With a new gold rush allegedly being aided by the Brazilian government, the Yanomami people remain under serious threat (Credit: Claudia Andujar)
Andujar tells the story without a sense of triumph – partly because she understands her role as ancillary to the work of local activists, partly because despite five decades of struggle, Andujar is unsure if the Yanomami find themselves in any safer a situation than when she first met them.
Currently, between 10,000 and 20,000 gold miners are roaming across Yanomami lands. Clashes with the local population are common. In 2012, gold miners massacred ‘dozens’ of Yanomami who refused to cede their land, and their presence has also been a factor in the widespread deforestation of the area.
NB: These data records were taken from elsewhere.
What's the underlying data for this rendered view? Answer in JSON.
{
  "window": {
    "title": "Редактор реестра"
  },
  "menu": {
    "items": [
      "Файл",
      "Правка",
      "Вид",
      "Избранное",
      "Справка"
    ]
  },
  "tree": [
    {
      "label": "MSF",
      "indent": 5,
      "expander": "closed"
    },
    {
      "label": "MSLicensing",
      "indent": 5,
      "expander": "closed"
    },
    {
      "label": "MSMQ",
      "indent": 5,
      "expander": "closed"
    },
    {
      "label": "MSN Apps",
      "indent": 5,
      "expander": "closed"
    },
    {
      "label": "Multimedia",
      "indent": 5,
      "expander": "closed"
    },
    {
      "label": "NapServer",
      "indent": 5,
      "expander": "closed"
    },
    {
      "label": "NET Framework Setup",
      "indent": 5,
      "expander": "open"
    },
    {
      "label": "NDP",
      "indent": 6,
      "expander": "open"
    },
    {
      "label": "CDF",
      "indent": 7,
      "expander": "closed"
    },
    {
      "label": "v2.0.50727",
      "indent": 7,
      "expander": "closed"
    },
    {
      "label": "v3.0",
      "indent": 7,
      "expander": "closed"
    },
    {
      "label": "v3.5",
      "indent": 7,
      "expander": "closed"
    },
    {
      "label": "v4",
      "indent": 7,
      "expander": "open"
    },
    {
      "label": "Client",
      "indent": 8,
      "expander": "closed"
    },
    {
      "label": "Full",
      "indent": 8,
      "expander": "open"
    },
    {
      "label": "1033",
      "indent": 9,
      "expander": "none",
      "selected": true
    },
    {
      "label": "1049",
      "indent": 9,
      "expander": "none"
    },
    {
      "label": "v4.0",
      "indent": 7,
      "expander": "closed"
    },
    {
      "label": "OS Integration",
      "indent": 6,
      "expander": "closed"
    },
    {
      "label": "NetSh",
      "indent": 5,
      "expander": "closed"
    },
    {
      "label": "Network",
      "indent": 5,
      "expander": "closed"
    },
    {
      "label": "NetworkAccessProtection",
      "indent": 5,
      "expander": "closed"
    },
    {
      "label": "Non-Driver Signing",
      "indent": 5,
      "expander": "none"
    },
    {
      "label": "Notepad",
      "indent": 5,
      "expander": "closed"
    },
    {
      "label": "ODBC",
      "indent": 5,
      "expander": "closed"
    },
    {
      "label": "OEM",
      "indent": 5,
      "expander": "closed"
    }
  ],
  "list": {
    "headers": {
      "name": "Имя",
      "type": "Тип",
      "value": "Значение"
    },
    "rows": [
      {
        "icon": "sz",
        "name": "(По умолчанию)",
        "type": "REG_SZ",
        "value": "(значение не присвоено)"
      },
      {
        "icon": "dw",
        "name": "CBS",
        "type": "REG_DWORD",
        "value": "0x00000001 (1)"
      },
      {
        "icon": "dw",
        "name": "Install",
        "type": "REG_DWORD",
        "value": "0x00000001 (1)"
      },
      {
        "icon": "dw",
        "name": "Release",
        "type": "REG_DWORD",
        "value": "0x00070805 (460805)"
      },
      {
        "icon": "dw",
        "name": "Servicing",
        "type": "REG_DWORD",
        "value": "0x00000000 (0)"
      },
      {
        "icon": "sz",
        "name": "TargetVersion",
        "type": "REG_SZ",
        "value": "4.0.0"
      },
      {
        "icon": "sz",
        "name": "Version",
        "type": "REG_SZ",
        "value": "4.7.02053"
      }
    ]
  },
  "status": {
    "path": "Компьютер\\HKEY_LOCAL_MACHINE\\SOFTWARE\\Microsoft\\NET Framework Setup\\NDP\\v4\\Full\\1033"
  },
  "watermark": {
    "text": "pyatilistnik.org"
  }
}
The new gold rush, activists claim, is being aided and abetted from the top of the Brazilian government: Jair Bolsonaro, Brazil’s controversial president since 2018, has spoken openly of overriding indigenous control of their own territories, and recently appointed an evangelical Christian missionary to oversee indigenous affairs. Just last week, the UN special rapporteur on the rights of indigenous people warned of the decision’s “potential to cause genocide”.
“I am still very much involved in trying to defend them and their land because I know that their survival and their culture depends on the possibility of being able to go on living according to how they feel, their ability to live together as a people,” Andujar says. But she speaks with the weight of knowing that she may not live to see the Yanomami through the coming fight.
“I hope there will be other people who go on fighting even when I’m not around, and that the Yanomami will also learn to defend themselves in front of all the dangers they face,” she says. “I hope that this will go on even without me being around. That is all that I can hope for.”